The question of whether or not employees are expected to work on such days is governed either by collective agreements or by an individual agreement between the employee and the employer.
Most collective agreements entitle employees to the religious holidays recognised by the Danish state church (Folkekirken) (see below), unless the normal operation of the enterprise or a specific type of work does not permit this.
An employee is entitled to five weeks of paid holiday from their employer, provided that the employee has worked a whole calendar year in the year preceding the leave year, either in the form of pay during the holiday and holiday supplements or as holiday compensation.
Employees who have been employed for a shorter period are entitled to 2.08 days per month of employment.
If the employee has not earned the right to five weeks of paid holiday, the employee will still have the right to take up to five weeks of holiday, but this will not be paid by the employer. The holiday year is from 1 May to 30 April.
Maternity and parental leave
All women are entitled to four weeks’ leave before the birth of a child and 14 weeks’ maternity leave after the birth. Men are entitled to two weeks parental leave, which they must take within the first 14 weeks after the birth. During this total of 20 weeks the parents may receive maternity benefit.

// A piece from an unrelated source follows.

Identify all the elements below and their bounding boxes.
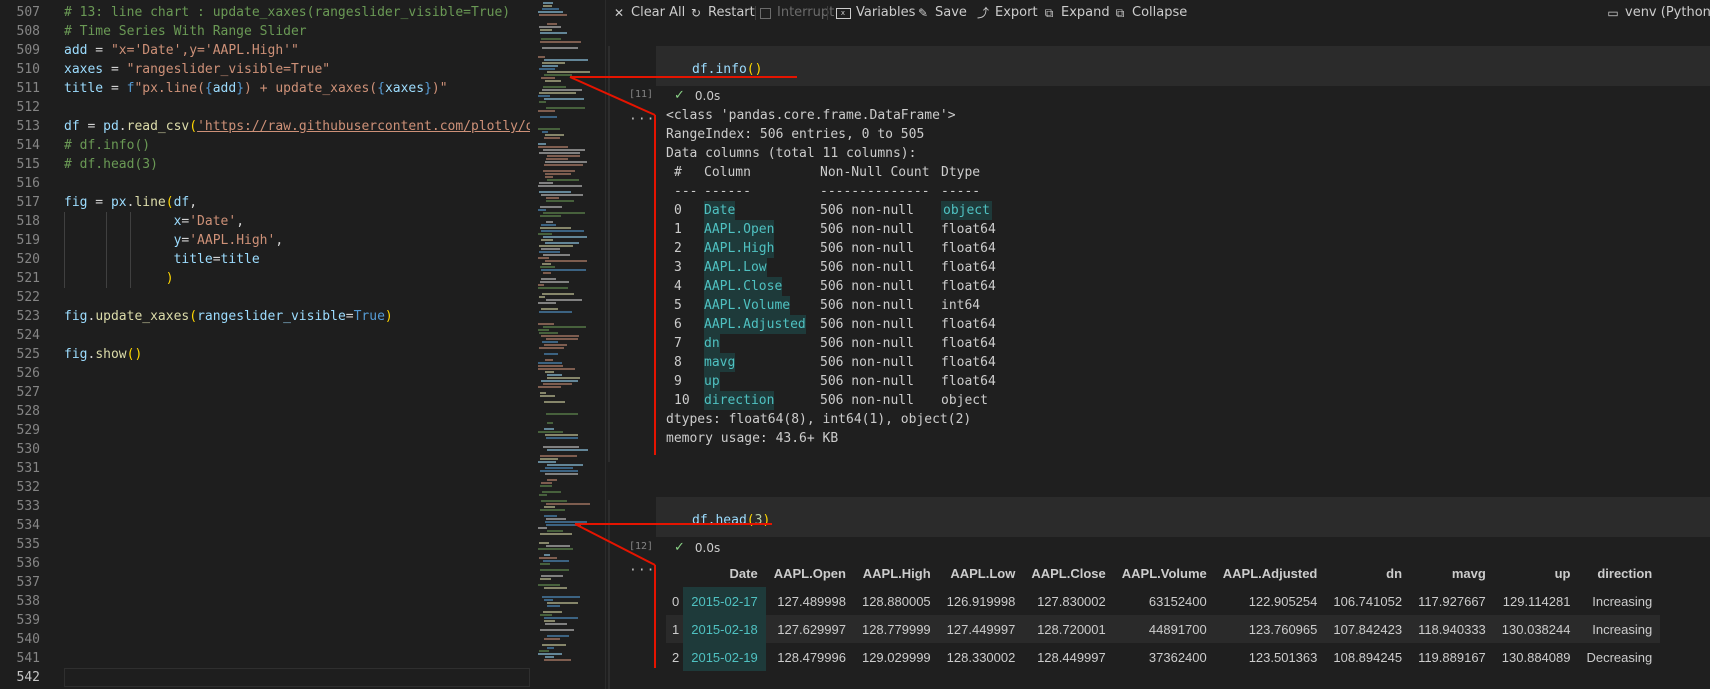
annotation-line xyxy=(574,523,656,566)
annotation-overlay xyxy=(569,76,797,668)
annotation-line xyxy=(569,76,656,116)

After the first 14 weeks of maternity leave, each of the parents is entitled to parental leave of up to 32 weeks. Together they are entitled to benefits for 32 weeks. The father may start the leave within the first 14 weeks after the birth. It is possible to extend the leave by eight weeks.
Both parents are entitled to extend their parental leave.

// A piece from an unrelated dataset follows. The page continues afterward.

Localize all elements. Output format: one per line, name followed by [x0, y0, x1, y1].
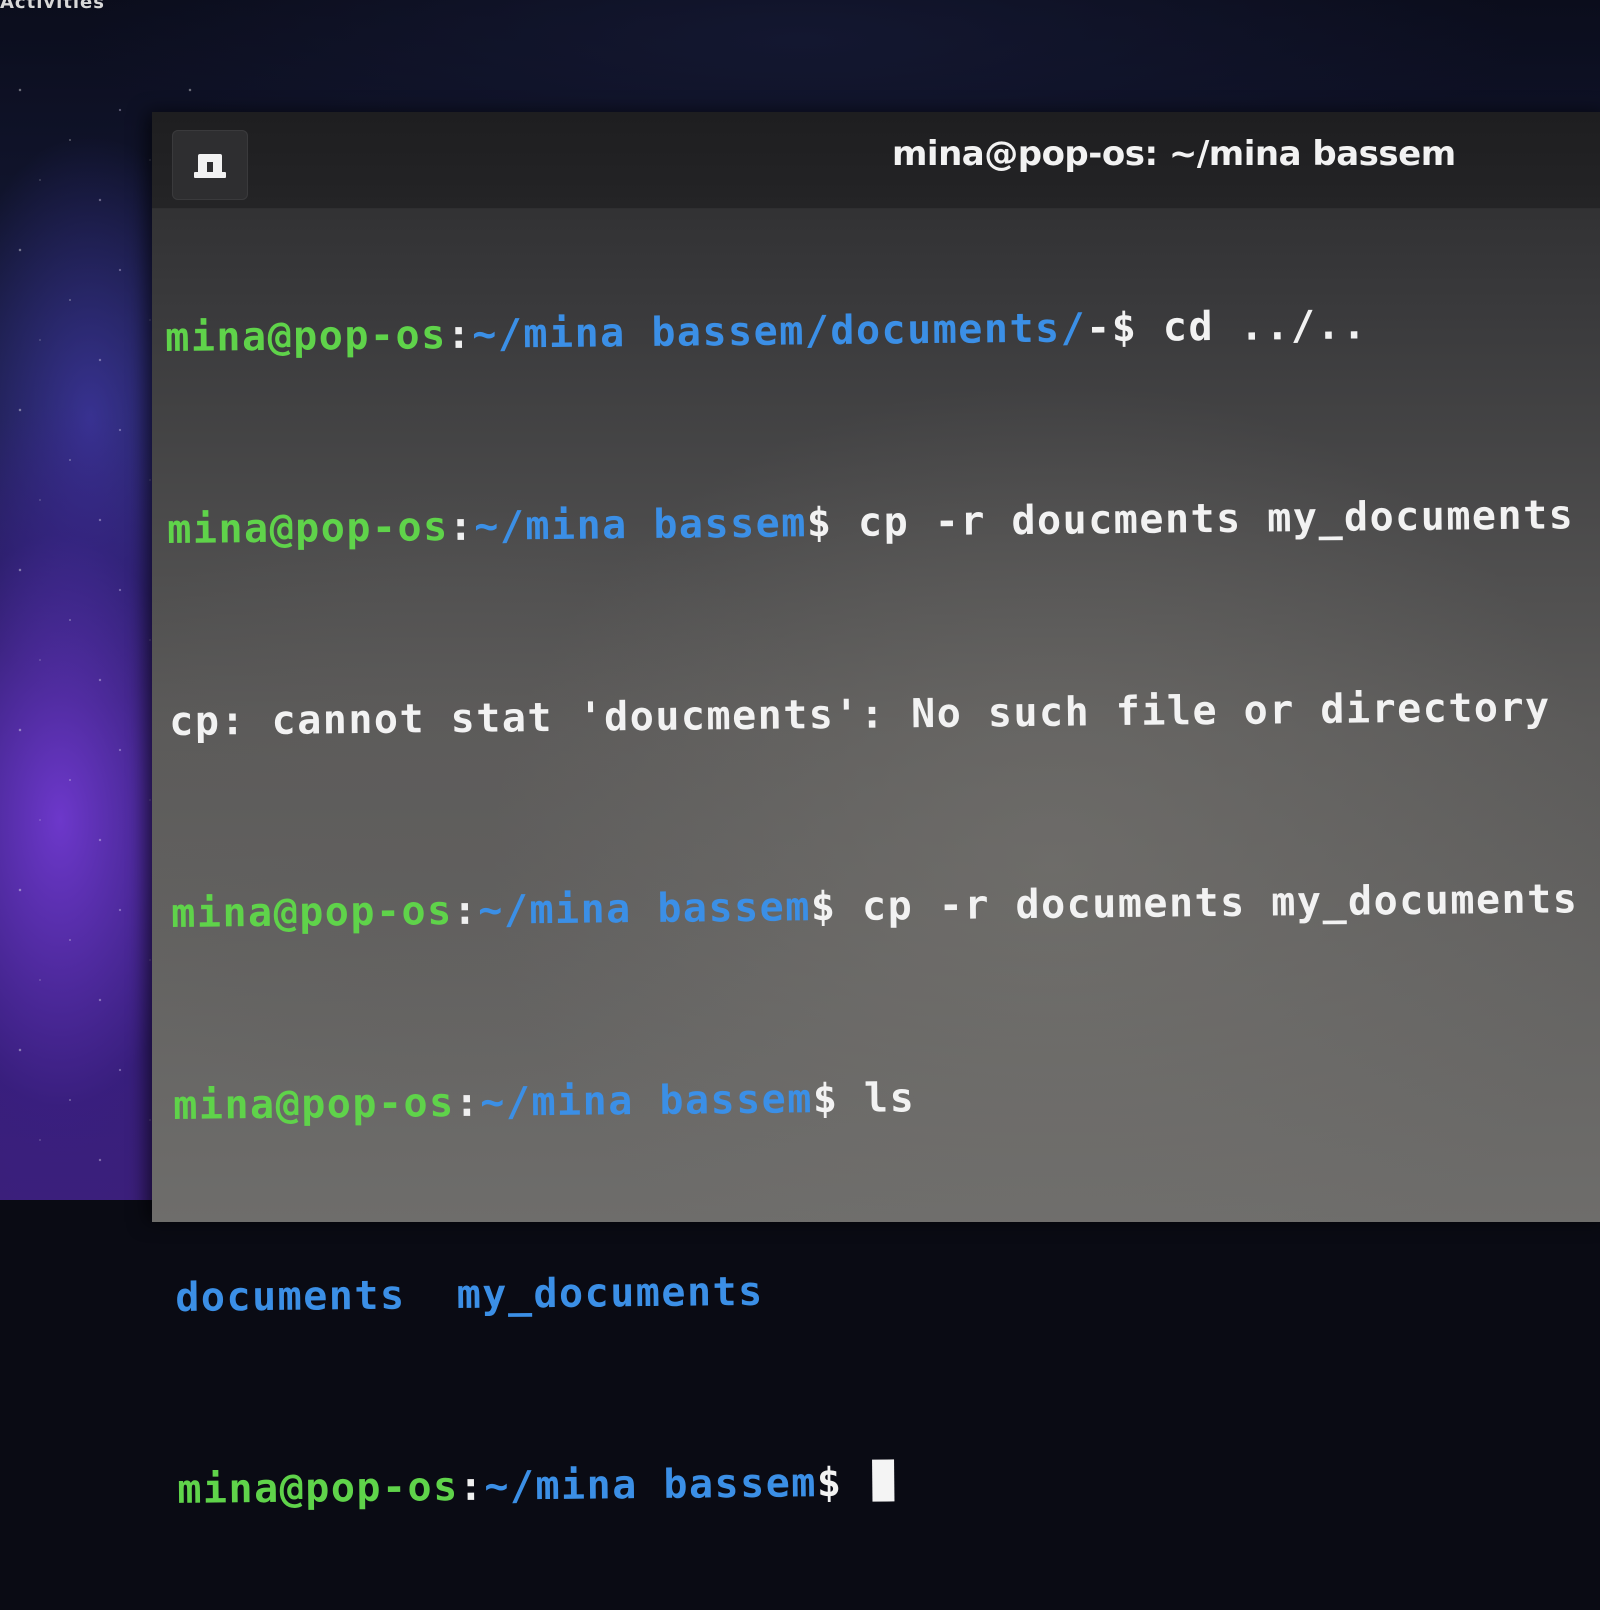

If you extend your leave, you can apply to the municipality for your benefit to be reduced during the leave period because the maximum amount which can be paid is a sum corresponding to benefit for 32 weeks.
The same rules apply in the case of adoption.
The maternity leave system allows for flexibility. Flexible maternity leave is especially beneficial for working parents wanting to return to work after six or eight months’ leave, for example, and save the rest for when the child is a bit older, or for those who wish to share the leave or to reduce their working hours and thus extend the leave. In most cases, such flexibility requires an agreement with the employer. There are different rules on leave for parents who are in work, self-employed or studying.
You can also, for example, contact your municipality (Borgerservice, citizen services) if you are unsure or have questions about the maternity and parental leave rules.
There are also other types of leave, including:
Leave of absence for family reasons
If a close relative suffers an accident or becomes ill, you will, in some cases, be entitled to leave from your job. This does, however, require that ‘your immediate presence is an urgent necessity for serious family reasons’.
Leave of absence without pay
The rules for leave of absence depend on the type of job you have. As a general rule, the leave is unpaid.
Time off for civic duties
Civic duties are duties which you are ordered to perform by the authorities and which you are obliged to do, e.g. serving on a jury or as mayor.